Bishop got the role of Baby’s mother in Dirty Dancing in a roundabout way. She was originally set to play Vivian Pressman, the cougar who chases Johnny. But the original Mrs. Houseman, Lynne Lipton, fell ill early in filming. Bishop had already booked her tickets, so she was upgraded to a meatier (if less juicy) role.

However, Bishop did not meet her husband Jerry Orbach on the set of Dirty dancing. They had actually been on Broadway together before – in Promises, promises. “He was also a playmate of my first husband,” she writes. Orbach and Bishop did most of their scenes together, and when they were off, they flew back to New York to see their partners. They were both…whatever the sexless version of a wife type is? Husbands and wives, maybe? So they drove to the airport together, then shared a cab to their respective better halves. One day, Bishop joked in the production office that people probably assumed they were having an affair. She says she was “greeted with awkward looks and dead silence—in other words, apparently that’s what they thought.” But there were no jokes, and in fact the two couples had dinner together every week for two years. Dirty Dancing wrapped.

In a kind of “water is wet” Gimore Girls Cast member Alexis Bledel was also new to the industry. “She had given one good audition and one not so good audition,” Bishop writes, “and they couldn’t decide.” The Sherman-Palladinos ultimately chose Bledel, and she was cast as the teen messiah of Stars Hollow.

The chemistry between all the Gilmore women was phenomenal from the start, even though Bledel was still a little inexperienced. Bishop says that some of the closeness we felt in the “Gilmore Girls” The pilot actually came about when Lauren Graham accompanied Bledel on set as a sheepdog. “Lauren/Lorelai constantly touched Alexis/Rory in their scenes together,” she writes. “It fit perfectly with the sweet mother-daughter connection between the two characters, but it was also Lauren’s subtle way of calming Alexis and gently guiding her to her markings on set.”

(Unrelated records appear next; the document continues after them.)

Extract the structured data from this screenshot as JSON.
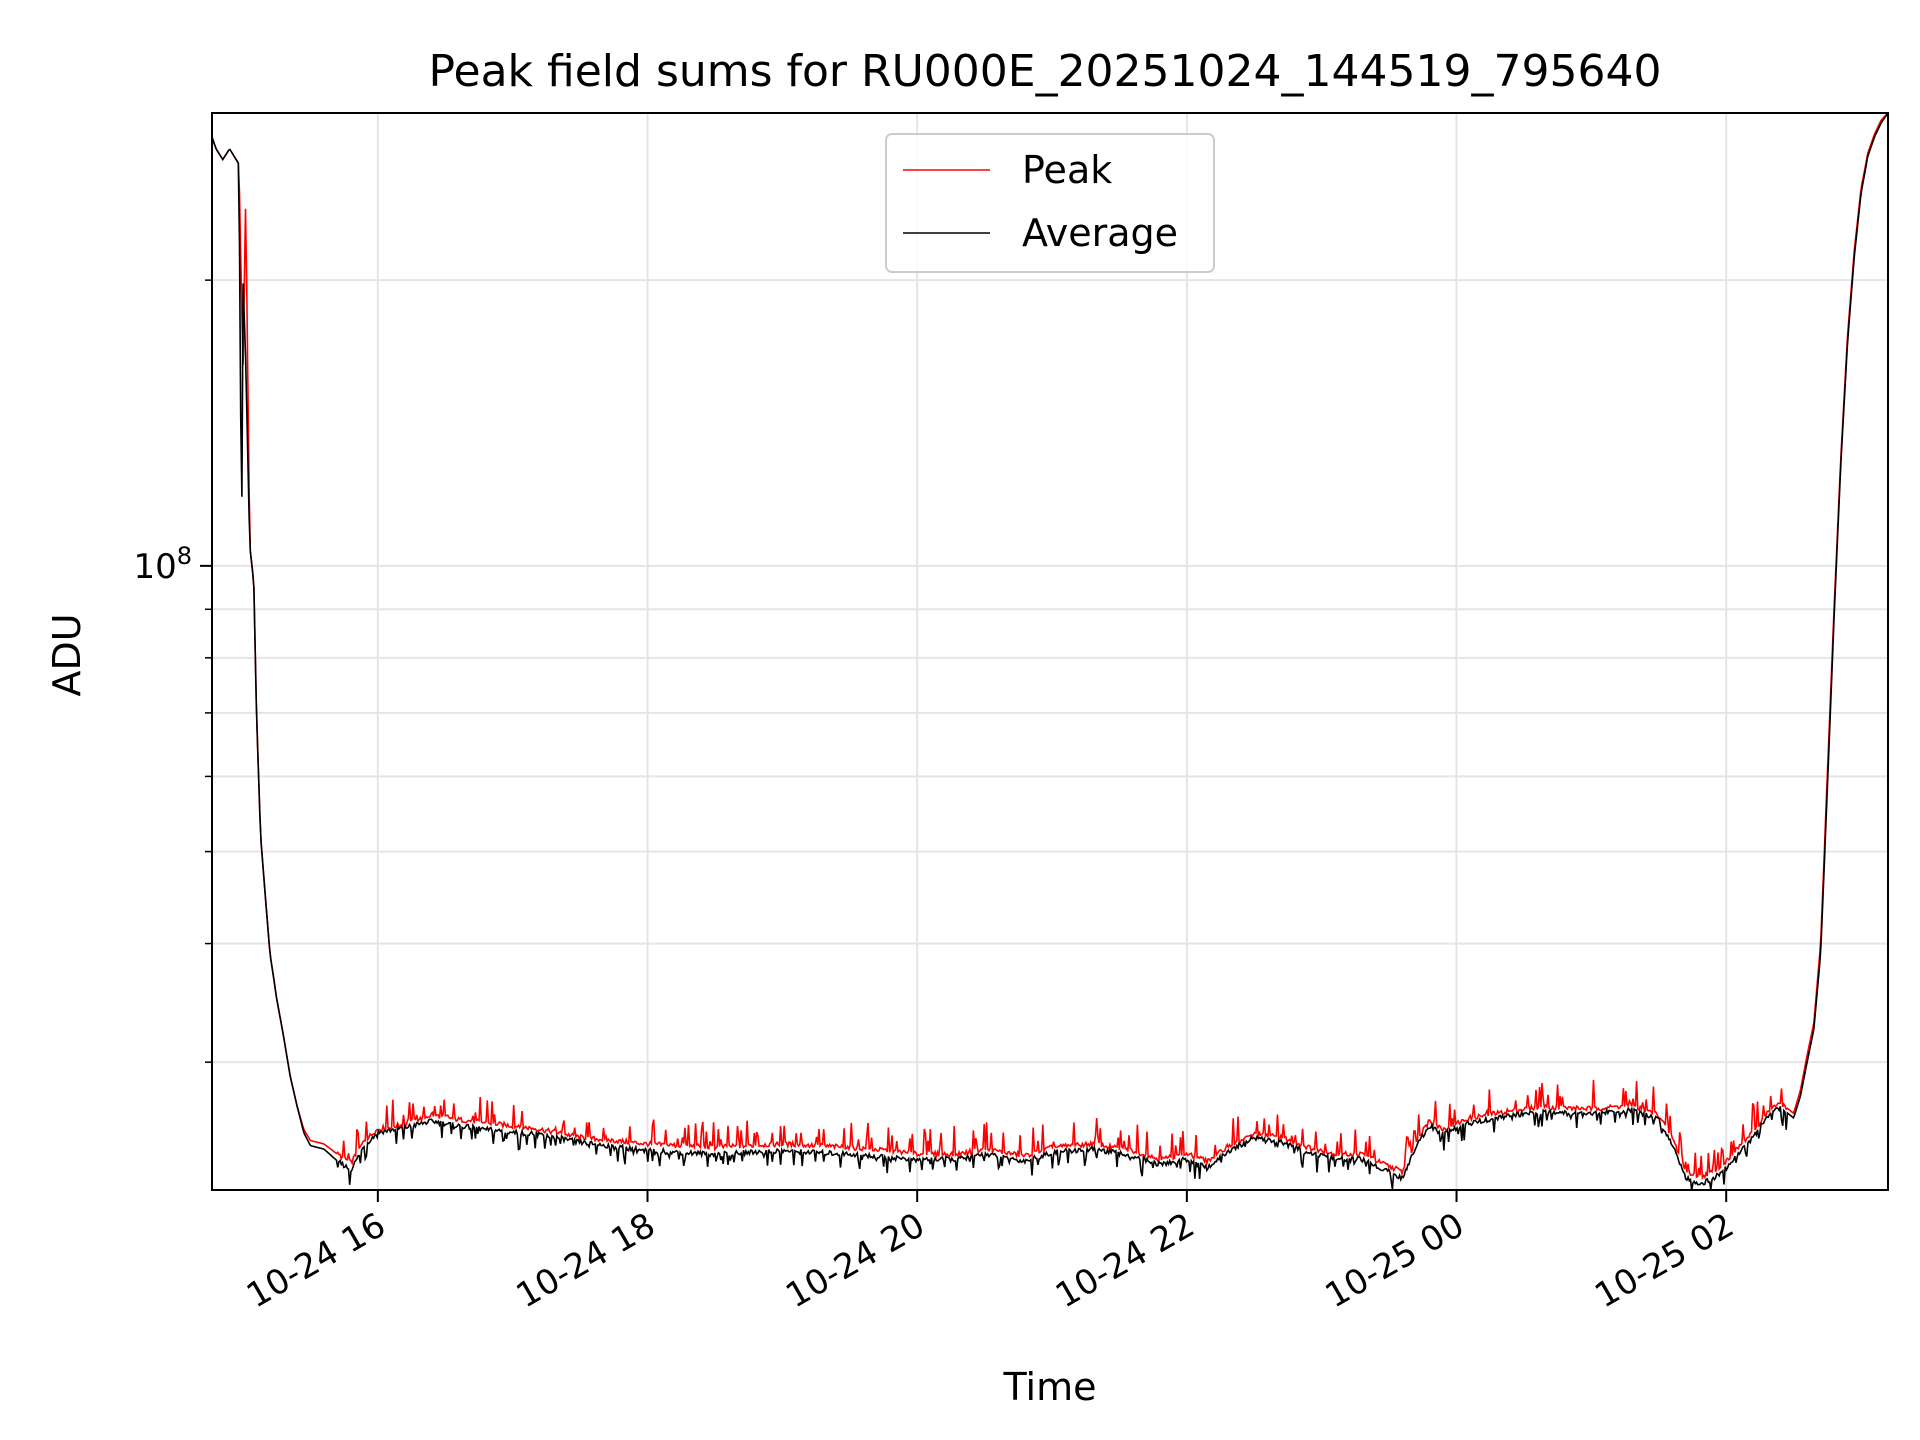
{
  "chart_data": {
    "type": "line",
    "title": "Peak field sums for RU000E_20251024_144519_795640",
    "xlabel": "Time",
    "ylabel": "ADU",
    "y_scale": "log",
    "ylim": [
      22000000,
      300000000
    ],
    "xlim_hours": [
      14.77,
      27.2
    ],
    "grid": true,
    "legend_position": "upper center",
    "x_ticks": [
      {
        "hour": 16,
        "label": "10-24 16"
      },
      {
        "hour": 18,
        "label": "10-24 18"
      },
      {
        "hour": 20,
        "label": "10-24 20"
      },
      {
        "hour": 22,
        "label": "10-24 22"
      },
      {
        "hour": 24,
        "label": "10-25 00"
      },
      {
        "hour": 26,
        "label": "10-25 02"
      }
    ],
    "y_major_ticks": [
      {
        "value": 100000000,
        "base": "10",
        "exp": "8"
      }
    ],
    "y_minor_ticks": [
      30000000,
      40000000,
      50000000,
      60000000,
      70000000,
      80000000,
      90000000,
      200000000
    ],
    "series": [
      {
        "name": "Peak",
        "color": "#ff0000",
        "hours": [
          14.77,
          14.8,
          14.85,
          14.9,
          14.97,
          15.0,
          15.02,
          15.05,
          15.08,
          15.1,
          15.13,
          15.17,
          15.2,
          15.25,
          15.3,
          15.35,
          15.4,
          15.45,
          15.5,
          15.6,
          15.7,
          15.8,
          15.9,
          16.0,
          16.2,
          16.4,
          16.6,
          16.8,
          17.0,
          17.2,
          17.5,
          18.0,
          18.5,
          19.0,
          19.5,
          19.8,
          20.0,
          20.3,
          20.5,
          20.8,
          21.0,
          21.3,
          21.6,
          21.8,
          22.0,
          22.15,
          22.3,
          22.5,
          22.7,
          22.9,
          23.1,
          23.3,
          23.5,
          23.6,
          23.7,
          23.8,
          23.9,
          24.1,
          24.3,
          24.6,
          25.0,
          25.3,
          25.5,
          25.6,
          25.7,
          25.8,
          25.9,
          26.0,
          26.1,
          26.2,
          26.3,
          26.4,
          26.5,
          26.55,
          26.6,
          26.65,
          26.7,
          26.75,
          26.8,
          26.85,
          26.9,
          26.95,
          27.0,
          27.05,
          27.1,
          27.15,
          27.2
        ],
        "values": [
          283000000,
          275000000,
          268000000,
          275000000,
          265000000,
          160000000,
          245000000,
          105000000,
          96000000,
          70000000,
          52000000,
          44000000,
          39000000,
          35000000,
          32000000,
          29000000,
          27000000,
          25500000,
          24800000,
          24600000,
          24000000,
          23500000,
          24800000,
          25500000,
          25800000,
          26400000,
          26100000,
          25900000,
          25700000,
          25500000,
          25000000,
          24600000,
          24400000,
          24600000,
          24400000,
          24200000,
          24000000,
          24000000,
          24300000,
          23900000,
          24400000,
          24600000,
          24200000,
          23700000,
          24000000,
          23600000,
          24400000,
          25200000,
          25000000,
          24400000,
          24000000,
          24000000,
          23300000,
          23000000,
          24800000,
          26000000,
          25500000,
          26200000,
          26500000,
          26900000,
          26800000,
          27000000,
          26400000,
          25000000,
          23000000,
          22700000,
          23000000,
          23600000,
          24500000,
          25300000,
          26500000,
          27200000,
          26500000,
          28000000,
          30500000,
          33000000,
          40000000,
          60000000,
          90000000,
          130000000,
          175000000,
          215000000,
          250000000,
          272000000,
          285000000,
          295000000,
          300000000
        ]
      },
      {
        "name": "Average",
        "color": "#000000",
        "hours": [
          14.77,
          14.8,
          14.85,
          14.9,
          14.97,
          14.99,
          15.0,
          15.02,
          15.05,
          15.08,
          15.1,
          15.13,
          15.17,
          15.2,
          15.25,
          15.3,
          15.35,
          15.4,
          15.45,
          15.5,
          15.6,
          15.7,
          15.8,
          15.9,
          16.0,
          16.2,
          16.4,
          16.6,
          16.8,
          17.0,
          17.2,
          17.5,
          18.0,
          18.5,
          19.0,
          19.5,
          19.8,
          20.0,
          20.3,
          20.5,
          20.8,
          21.0,
          21.3,
          21.6,
          21.8,
          22.0,
          22.15,
          22.3,
          22.5,
          22.7,
          22.9,
          23.1,
          23.3,
          23.5,
          23.6,
          23.7,
          23.8,
          23.9,
          24.1,
          24.3,
          24.6,
          25.0,
          25.3,
          25.5,
          25.6,
          25.7,
          25.8,
          25.9,
          26.0,
          26.1,
          26.2,
          26.3,
          26.4,
          26.5,
          26.55,
          26.6,
          26.65,
          26.7,
          26.75,
          26.8,
          26.85,
          26.9,
          26.95,
          27.0,
          27.05,
          27.1,
          27.15,
          27.2
        ],
        "values": [
          283000000,
          275000000,
          268000000,
          275000000,
          265000000,
          104000000,
          200000000,
          165000000,
          105000000,
          96000000,
          70000000,
          52000000,
          44000000,
          39000000,
          35000000,
          32000000,
          29000000,
          27000000,
          25300000,
          24500000,
          24300000,
          23600000,
          23100000,
          24500000,
          25300000,
          25600000,
          26000000,
          25700000,
          25500000,
          25300000,
          25200000,
          24700000,
          24200000,
          24000000,
          24200000,
          24000000,
          23800000,
          23700000,
          23700000,
          24000000,
          23600000,
          24100000,
          24300000,
          23900000,
          23400000,
          23700000,
          23200000,
          24100000,
          25000000,
          24700000,
          24100000,
          23700000,
          23700000,
          23000000,
          22600000,
          24500000,
          25700000,
          25200000,
          25900000,
          26200000,
          26600000,
          26500000,
          26700000,
          26100000,
          24600000,
          22700000,
          22300000,
          22600000,
          23200000,
          24100000,
          25000000,
          26200000,
          26900000,
          26200000,
          27600000,
          30000000,
          32500000,
          39000000,
          58000000,
          88000000,
          128000000,
          172000000,
          212000000,
          247000000,
          270000000,
          283000000,
          293000000,
          300000000
        ]
      }
    ]
  }
}
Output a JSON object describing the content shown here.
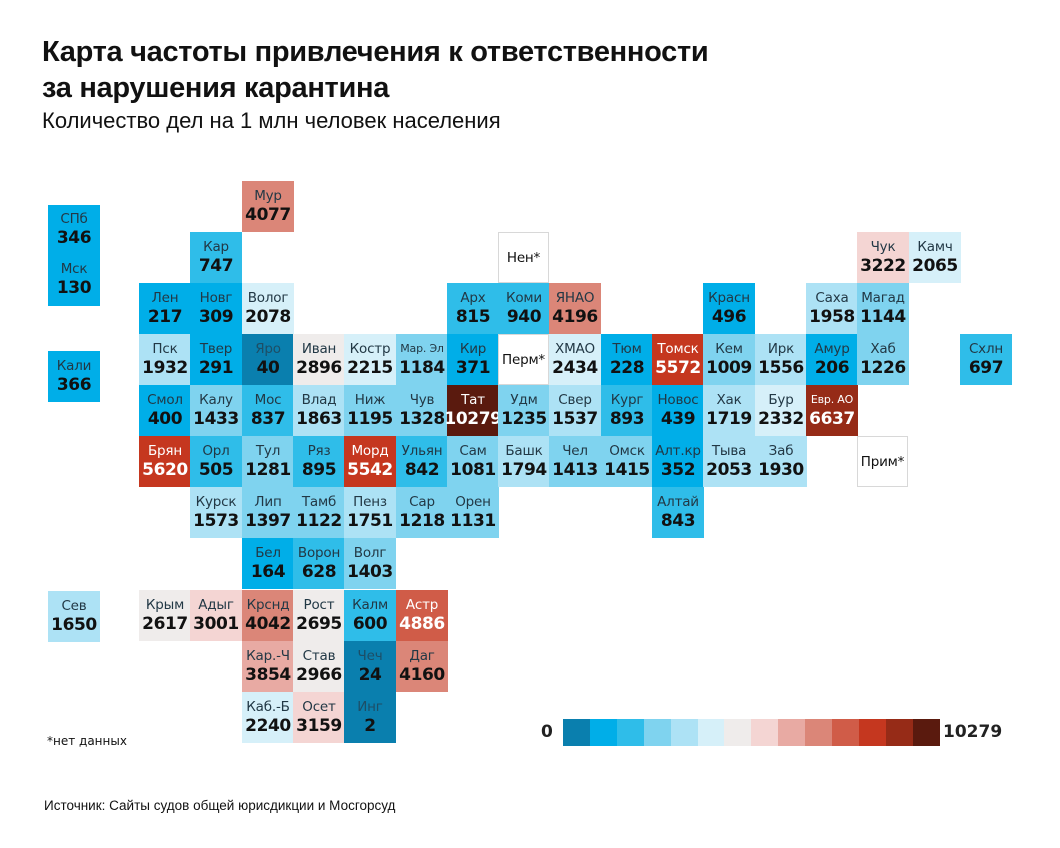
{
  "title_line1": "Карта частоты привлечения к ответственности",
  "title_line2": "за нарушения карантина",
  "subtitle": "Количество дел на 1 млн человек населения",
  "note": "*нет данных",
  "source": "Источник: Сайты судов общей юрисдикции и Мосгорсуд",
  "legend": {
    "min_label": "0",
    "max_label": "10279",
    "colors": [
      "#0a7fae",
      "#00aee8",
      "#2fbde9",
      "#7fd3ef",
      "#ade2f5",
      "#d6f0f9",
      "#efeceb",
      "#f4d5d3",
      "#e8aaa3",
      "#db8678",
      "#d05c48",
      "#c5371f",
      "#962b17",
      "#5a1a0e"
    ]
  },
  "chart_data": {
    "type": "heatmap",
    "title": "Карта частоты привлечения к ответственности за нарушения карантина",
    "subtitle": "Количество дел на 1 млн человек населения",
    "value_range": [
      0,
      10279
    ],
    "no_data_label": "*нет данных",
    "regions": [
      {
        "label": "СПб",
        "value": 346,
        "col": -1,
        "row": 0.5,
        "bin": 1,
        "group": "spb-msk"
      },
      {
        "label": "Мск",
        "value": 130,
        "col": -1,
        "row": 1.5,
        "bin": 1,
        "group": "spb-msk"
      },
      {
        "label": "Кали",
        "value": 366,
        "col": -1,
        "row": 3.35,
        "bin": 1
      },
      {
        "label": "Сев",
        "value": 1650,
        "col": -1,
        "row": 8,
        "bin": 4
      },
      {
        "label": "Мур",
        "value": 4077,
        "col": 2,
        "row": 0,
        "bin": 9
      },
      {
        "label": "Кар",
        "value": 747,
        "col": 1,
        "row": 1,
        "bin": 2
      },
      {
        "label": "Нен*",
        "value": null,
        "col": 7,
        "row": 1,
        "bin": null
      },
      {
        "label": "Чук",
        "value": 3222,
        "col": 14,
        "row": 1,
        "bin": 7
      },
      {
        "label": "Камч",
        "value": 2065,
        "col": 15,
        "row": 1,
        "bin": 5
      },
      {
        "label": "Лен",
        "value": 217,
        "col": 0,
        "row": 2,
        "bin": 1
      },
      {
        "label": "Новг",
        "value": 309,
        "col": 1,
        "row": 2,
        "bin": 1
      },
      {
        "label": "Волог",
        "value": 2078,
        "col": 2,
        "row": 2,
        "bin": 5
      },
      {
        "label": "Арх",
        "value": 815,
        "col": 6,
        "row": 2,
        "bin": 2
      },
      {
        "label": "Коми",
        "value": 940,
        "col": 7,
        "row": 2,
        "bin": 2
      },
      {
        "label": "ЯНАО",
        "value": 4196,
        "col": 8,
        "row": 2,
        "bin": 9
      },
      {
        "label": "Красн",
        "value": 496,
        "col": 11,
        "row": 2,
        "bin": 1
      },
      {
        "label": "Саха",
        "value": 1958,
        "col": 13,
        "row": 2,
        "bin": 4
      },
      {
        "label": "Магад",
        "value": 1144,
        "col": 14,
        "row": 2,
        "bin": 3
      },
      {
        "label": "Пск",
        "value": 1932,
        "col": 0,
        "row": 3,
        "bin": 4
      },
      {
        "label": "Твер",
        "value": 291,
        "col": 1,
        "row": 3,
        "bin": 1
      },
      {
        "label": "Яро",
        "value": 40,
        "col": 2,
        "row": 3,
        "bin": 0
      },
      {
        "label": "Иван",
        "value": 2896,
        "col": 3,
        "row": 3,
        "bin": 6
      },
      {
        "label": "Костр",
        "value": 2215,
        "col": 4,
        "row": 3,
        "bin": 5
      },
      {
        "label": "Мар. Эл",
        "value": 1184,
        "col": 5,
        "row": 3,
        "bin": 3
      },
      {
        "label": "Кир",
        "value": 371,
        "col": 6,
        "row": 3,
        "bin": 1
      },
      {
        "label": "Перм*",
        "value": null,
        "col": 7,
        "row": 3,
        "bin": null
      },
      {
        "label": "ХМАО",
        "value": 2434,
        "col": 8,
        "row": 3,
        "bin": 5
      },
      {
        "label": "Тюм",
        "value": 228,
        "col": 9,
        "row": 3,
        "bin": 1
      },
      {
        "label": "Томск",
        "value": 5572,
        "col": 10,
        "row": 3,
        "bin": 11
      },
      {
        "label": "Кем",
        "value": 1009,
        "col": 11,
        "row": 3,
        "bin": 3
      },
      {
        "label": "Ирк",
        "value": 1556,
        "col": 12,
        "row": 3,
        "bin": 4
      },
      {
        "label": "Амур",
        "value": 206,
        "col": 13,
        "row": 3,
        "bin": 1
      },
      {
        "label": "Хаб",
        "value": 1226,
        "col": 14,
        "row": 3,
        "bin": 3
      },
      {
        "label": "Схлн",
        "value": 697,
        "col": 16,
        "row": 3,
        "bin": 2
      },
      {
        "label": "Смол",
        "value": 400,
        "col": 0,
        "row": 4,
        "bin": 1
      },
      {
        "label": "Калу",
        "value": 1433,
        "col": 1,
        "row": 4,
        "bin": 3
      },
      {
        "label": "Мос",
        "value": 837,
        "col": 2,
        "row": 4,
        "bin": 2
      },
      {
        "label": "Влад",
        "value": 1863,
        "col": 3,
        "row": 4,
        "bin": 4
      },
      {
        "label": "Ниж",
        "value": 1195,
        "col": 4,
        "row": 4,
        "bin": 3
      },
      {
        "label": "Чув",
        "value": 1328,
        "col": 5,
        "row": 4,
        "bin": 3
      },
      {
        "label": "Тат",
        "value": 10279,
        "col": 6,
        "row": 4,
        "bin": 13
      },
      {
        "label": "Удм",
        "value": 1235,
        "col": 7,
        "row": 4,
        "bin": 3
      },
      {
        "label": "Свер",
        "value": 1537,
        "col": 8,
        "row": 4,
        "bin": 4
      },
      {
        "label": "Кург",
        "value": 893,
        "col": 9,
        "row": 4,
        "bin": 2
      },
      {
        "label": "Новос",
        "value": 439,
        "col": 10,
        "row": 4,
        "bin": 1
      },
      {
        "label": "Хак",
        "value": 1719,
        "col": 11,
        "row": 4,
        "bin": 4
      },
      {
        "label": "Бур",
        "value": 2332,
        "col": 12,
        "row": 4,
        "bin": 5
      },
      {
        "label": "Евр. АО",
        "value": 6637,
        "col": 13,
        "row": 4,
        "bin": 12
      },
      {
        "label": "Брян",
        "value": 5620,
        "col": 0,
        "row": 5,
        "bin": 11
      },
      {
        "label": "Орл",
        "value": 505,
        "col": 1,
        "row": 5,
        "bin": 2
      },
      {
        "label": "Тул",
        "value": 1281,
        "col": 2,
        "row": 5,
        "bin": 3
      },
      {
        "label": "Ряз",
        "value": 895,
        "col": 3,
        "row": 5,
        "bin": 2
      },
      {
        "label": "Морд",
        "value": 5542,
        "col": 4,
        "row": 5,
        "bin": 11
      },
      {
        "label": "Ульян",
        "value": 842,
        "col": 5,
        "row": 5,
        "bin": 2
      },
      {
        "label": "Сам",
        "value": 1081,
        "col": 6,
        "row": 5,
        "bin": 3
      },
      {
        "label": "Башк",
        "value": 1794,
        "col": 7,
        "row": 5,
        "bin": 4
      },
      {
        "label": "Чел",
        "value": 1413,
        "col": 8,
        "row": 5,
        "bin": 3
      },
      {
        "label": "Омск",
        "value": 1415,
        "col": 9,
        "row": 5,
        "bin": 3
      },
      {
        "label": "Алт.кр",
        "value": 352,
        "col": 10,
        "row": 5,
        "bin": 1
      },
      {
        "label": "Тыва",
        "value": 2053,
        "col": 11,
        "row": 5,
        "bin": 4
      },
      {
        "label": "Заб",
        "value": 1930,
        "col": 12,
        "row": 5,
        "bin": 4
      },
      {
        "label": "Прим*",
        "value": null,
        "col": 14,
        "row": 5,
        "bin": null
      },
      {
        "label": "Курск",
        "value": 1573,
        "col": 1,
        "row": 6,
        "bin": 4
      },
      {
        "label": "Лип",
        "value": 1397,
        "col": 2,
        "row": 6,
        "bin": 3
      },
      {
        "label": "Тамб",
        "value": 1122,
        "col": 3,
        "row": 6,
        "bin": 3
      },
      {
        "label": "Пенз",
        "value": 1751,
        "col": 4,
        "row": 6,
        "bin": 4
      },
      {
        "label": "Сар",
        "value": 1218,
        "col": 5,
        "row": 6,
        "bin": 3
      },
      {
        "label": "Орен",
        "value": 1131,
        "col": 6,
        "row": 6,
        "bin": 3
      },
      {
        "label": "Алтай",
        "value": 843,
        "col": 10,
        "row": 6,
        "bin": 2
      },
      {
        "label": "Бел",
        "value": 164,
        "col": 2,
        "row": 7,
        "bin": 1
      },
      {
        "label": "Ворон",
        "value": 628,
        "col": 3,
        "row": 7,
        "bin": 2
      },
      {
        "label": "Волг",
        "value": 1403,
        "col": 4,
        "row": 7,
        "bin": 3
      },
      {
        "label": "Крым",
        "value": 2617,
        "col": 0,
        "row": 8,
        "bin": 6
      },
      {
        "label": "Адыг",
        "value": 3001,
        "col": 1,
        "row": 8,
        "bin": 7
      },
      {
        "label": "Крснд",
        "value": 4042,
        "col": 2,
        "row": 8,
        "bin": 9
      },
      {
        "label": "Рост",
        "value": 2695,
        "col": 3,
        "row": 8,
        "bin": 6
      },
      {
        "label": "Калм",
        "value": 600,
        "col": 4,
        "row": 8,
        "bin": 2
      },
      {
        "label": "Астр",
        "value": 4886,
        "col": 5,
        "row": 8,
        "bin": 10
      },
      {
        "label": "Кар.-Ч",
        "value": 3854,
        "col": 2,
        "row": 9,
        "bin": 8
      },
      {
        "label": "Став",
        "value": 2966,
        "col": 3,
        "row": 9,
        "bin": 6
      },
      {
        "label": "Чеч",
        "value": 24,
        "col": 4,
        "row": 9,
        "bin": 0
      },
      {
        "label": "Даг",
        "value": 4160,
        "col": 5,
        "row": 9,
        "bin": 9
      },
      {
        "label": "Каб.-Б",
        "value": 2240,
        "col": 2,
        "row": 10,
        "bin": 5
      },
      {
        "label": "Осет",
        "value": 3159,
        "col": 3,
        "row": 10,
        "bin": 7
      },
      {
        "label": "Инг",
        "value": 2,
        "col": 4,
        "row": 10,
        "bin": 0
      }
    ]
  }
}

Every dinner scene at the Gilmore mansion began with a battle for dominance, a negging of the TV actors by the show’s Broadway heads. “We were all called to the set, and he and I promptly took our seats at opposite ends of the table,” she writes. Then they waited and waited until the other actors had taken their places in the scene. It was a little joke, a little act of showing off, and an understated way of getting people to do the work. One day, everyone else took a particularly long time to get on set, and Bishop leaned over and asked Herrmann if they were assholes. “We’re theater people,” he replied, meaning that they came from a discipline where when the curtain goes up, the show starts, whether you’re there or not. Bishop says the little inside joke between Emily and Richard Gilmore always made them laugh, “either at our leisurely colleagues or at ourselves, we were never sure who.”